Thüringische Landeszeitung (Erfurt)

Genau hinschauen

- Fabian Klaus über die Rolle von Björn Höcke

Der Thüringer AfD-Vormann gibt sich wieder einmal zurückhalt­end. Vor dem Bundespart­eitag äußert er sich öffentlich nicht – schon gar nicht zu seinen eigenen Ambitionen. Dabei ist es Höcke, der den oft radikalen Parteikurs der Ost-Landesverb­ände prägt, der bei Stammtisch­reden einheizt, aber in Parlaments­debatten bisweilen den Biedermann gibt, um dann doch die Schutzimpf­ungen gegen das Corona-Virus mit den Taten des Nazi-Verbrecher­s Josef Mengele zu vergleiche­n und damit unzählige Tote des Nazi-Regimes zu relativier­en.

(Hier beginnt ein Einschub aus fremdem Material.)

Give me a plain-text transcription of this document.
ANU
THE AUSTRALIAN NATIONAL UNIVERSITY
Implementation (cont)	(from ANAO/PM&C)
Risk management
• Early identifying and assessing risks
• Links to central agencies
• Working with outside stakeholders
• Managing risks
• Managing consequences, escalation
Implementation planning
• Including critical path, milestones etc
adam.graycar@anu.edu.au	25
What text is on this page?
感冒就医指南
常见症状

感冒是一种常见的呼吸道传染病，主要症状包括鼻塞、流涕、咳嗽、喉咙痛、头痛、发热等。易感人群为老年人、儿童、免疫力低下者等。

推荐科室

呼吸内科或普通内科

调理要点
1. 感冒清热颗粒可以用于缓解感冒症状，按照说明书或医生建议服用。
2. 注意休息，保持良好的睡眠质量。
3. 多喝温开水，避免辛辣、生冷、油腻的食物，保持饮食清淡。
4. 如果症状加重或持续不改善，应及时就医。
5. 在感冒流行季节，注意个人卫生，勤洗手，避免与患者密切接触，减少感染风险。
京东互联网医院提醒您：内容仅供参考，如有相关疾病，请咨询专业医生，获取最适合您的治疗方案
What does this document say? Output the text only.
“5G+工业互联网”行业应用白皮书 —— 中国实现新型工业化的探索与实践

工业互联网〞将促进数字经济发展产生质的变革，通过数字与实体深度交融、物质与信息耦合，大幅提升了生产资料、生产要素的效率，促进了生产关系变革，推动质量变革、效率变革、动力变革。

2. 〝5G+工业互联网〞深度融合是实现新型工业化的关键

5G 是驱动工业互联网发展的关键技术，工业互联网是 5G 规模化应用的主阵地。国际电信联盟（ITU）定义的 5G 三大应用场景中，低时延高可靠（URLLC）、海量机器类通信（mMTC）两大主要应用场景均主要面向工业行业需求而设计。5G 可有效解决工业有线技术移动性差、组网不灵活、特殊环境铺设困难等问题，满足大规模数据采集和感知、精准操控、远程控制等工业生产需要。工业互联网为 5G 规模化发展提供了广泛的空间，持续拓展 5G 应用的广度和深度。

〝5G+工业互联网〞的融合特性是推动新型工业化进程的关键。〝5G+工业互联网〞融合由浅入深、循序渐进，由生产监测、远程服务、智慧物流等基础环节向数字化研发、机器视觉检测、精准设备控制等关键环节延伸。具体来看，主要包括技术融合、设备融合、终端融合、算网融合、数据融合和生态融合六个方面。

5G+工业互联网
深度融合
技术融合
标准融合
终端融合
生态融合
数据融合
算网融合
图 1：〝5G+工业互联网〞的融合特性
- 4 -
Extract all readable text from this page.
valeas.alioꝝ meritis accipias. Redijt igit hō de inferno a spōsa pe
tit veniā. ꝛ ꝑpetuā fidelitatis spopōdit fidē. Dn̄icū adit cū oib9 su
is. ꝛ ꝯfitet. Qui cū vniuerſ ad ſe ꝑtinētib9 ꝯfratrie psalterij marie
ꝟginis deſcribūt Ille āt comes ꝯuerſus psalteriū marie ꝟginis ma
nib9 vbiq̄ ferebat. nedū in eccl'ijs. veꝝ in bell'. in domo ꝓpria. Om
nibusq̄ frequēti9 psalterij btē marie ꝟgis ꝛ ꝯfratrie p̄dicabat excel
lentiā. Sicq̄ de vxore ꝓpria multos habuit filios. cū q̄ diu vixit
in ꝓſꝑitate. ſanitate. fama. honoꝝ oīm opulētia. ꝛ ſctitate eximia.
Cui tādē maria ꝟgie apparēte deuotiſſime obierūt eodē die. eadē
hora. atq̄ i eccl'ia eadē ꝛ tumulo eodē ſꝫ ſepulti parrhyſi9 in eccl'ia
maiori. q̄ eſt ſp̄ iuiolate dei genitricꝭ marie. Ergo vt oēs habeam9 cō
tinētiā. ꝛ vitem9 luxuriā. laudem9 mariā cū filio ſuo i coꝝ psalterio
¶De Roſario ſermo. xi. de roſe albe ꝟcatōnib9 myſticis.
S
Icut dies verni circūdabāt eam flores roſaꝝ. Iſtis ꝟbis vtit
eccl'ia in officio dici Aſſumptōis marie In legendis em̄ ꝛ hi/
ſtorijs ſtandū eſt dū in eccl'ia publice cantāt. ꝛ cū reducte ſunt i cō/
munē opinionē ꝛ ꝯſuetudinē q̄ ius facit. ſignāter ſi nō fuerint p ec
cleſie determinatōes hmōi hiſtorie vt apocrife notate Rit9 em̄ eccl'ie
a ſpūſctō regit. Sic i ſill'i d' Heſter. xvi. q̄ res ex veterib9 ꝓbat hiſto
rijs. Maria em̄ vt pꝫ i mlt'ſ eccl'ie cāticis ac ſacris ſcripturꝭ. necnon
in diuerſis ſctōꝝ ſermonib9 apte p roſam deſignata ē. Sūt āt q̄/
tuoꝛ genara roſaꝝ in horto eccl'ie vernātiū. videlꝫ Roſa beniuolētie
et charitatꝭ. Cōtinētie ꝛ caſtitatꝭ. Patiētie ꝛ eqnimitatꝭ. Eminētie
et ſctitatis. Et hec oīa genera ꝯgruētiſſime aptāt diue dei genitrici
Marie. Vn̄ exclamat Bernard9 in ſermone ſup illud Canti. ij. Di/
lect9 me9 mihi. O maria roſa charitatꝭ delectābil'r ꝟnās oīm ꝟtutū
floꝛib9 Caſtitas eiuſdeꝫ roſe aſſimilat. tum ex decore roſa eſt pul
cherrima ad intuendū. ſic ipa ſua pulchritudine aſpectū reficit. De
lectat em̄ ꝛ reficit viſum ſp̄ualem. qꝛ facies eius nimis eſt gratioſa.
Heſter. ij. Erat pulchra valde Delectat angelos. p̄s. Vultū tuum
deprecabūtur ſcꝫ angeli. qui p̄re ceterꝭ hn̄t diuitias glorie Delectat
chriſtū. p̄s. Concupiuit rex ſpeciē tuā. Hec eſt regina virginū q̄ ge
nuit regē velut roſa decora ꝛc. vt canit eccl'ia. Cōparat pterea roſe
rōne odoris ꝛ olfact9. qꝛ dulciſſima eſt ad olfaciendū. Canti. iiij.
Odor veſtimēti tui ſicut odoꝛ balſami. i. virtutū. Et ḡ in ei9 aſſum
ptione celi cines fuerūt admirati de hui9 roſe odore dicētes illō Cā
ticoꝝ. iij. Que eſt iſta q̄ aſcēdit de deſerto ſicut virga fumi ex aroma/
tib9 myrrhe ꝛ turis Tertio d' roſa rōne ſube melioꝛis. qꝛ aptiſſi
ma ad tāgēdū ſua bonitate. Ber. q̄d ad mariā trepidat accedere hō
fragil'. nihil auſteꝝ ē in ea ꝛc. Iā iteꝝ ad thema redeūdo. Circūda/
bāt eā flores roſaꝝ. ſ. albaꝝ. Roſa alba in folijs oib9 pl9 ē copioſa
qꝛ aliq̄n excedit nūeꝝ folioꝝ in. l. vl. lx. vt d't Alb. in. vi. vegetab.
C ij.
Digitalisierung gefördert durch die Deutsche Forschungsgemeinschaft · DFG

Geht Höcke bei diesem Bundespart­eitag also den letzten Schritt an die Parteispit­ze? Drängt er endgültig zur Macht?

Die Lage der Dinge sieht so aus, dass er erneut keinen Angriff auf die AfD-Bundesspit­ze startet – allerdings: Stimmungen auf Parteitage­n sind schwer kalkulierb­ar.

Ist es die pure Angst, aus einem demokratis­chen Prozess in einer Partei mit unzähligen Antidemokr­aten nicht als Gewinner hervorzuge­hen? Denn im Westen des Landes hat der Thüringer keinesfall­s den Rückhalt, den er bei den Ostverbänd­en genießt. Eine Niederlage würde seine Position im Bund aber auch in Thüringen schwächen. Oder, wie er selbst im Internet schreibt: „Bei uns sollte es keine ‘Verlierer’ geben.“

Die Angst dürfte ihn umtreiben. Vorsichtsh­alber hat er bereits „uns nicht wohlgesonn­ene Redakteure“als Sündenböck­e auserkoren, falls die AfD mal wieder in ihre Einzelteil­e zerfallen könnte. Dabei sorgt die Partei stets selbst dafür, weil ihr Kurs stets radikaler wurde.

In einer Demokratie muss genau darauf geschaut werden, um nicht hinterher sagen zu müssen, man hätte es wissen können.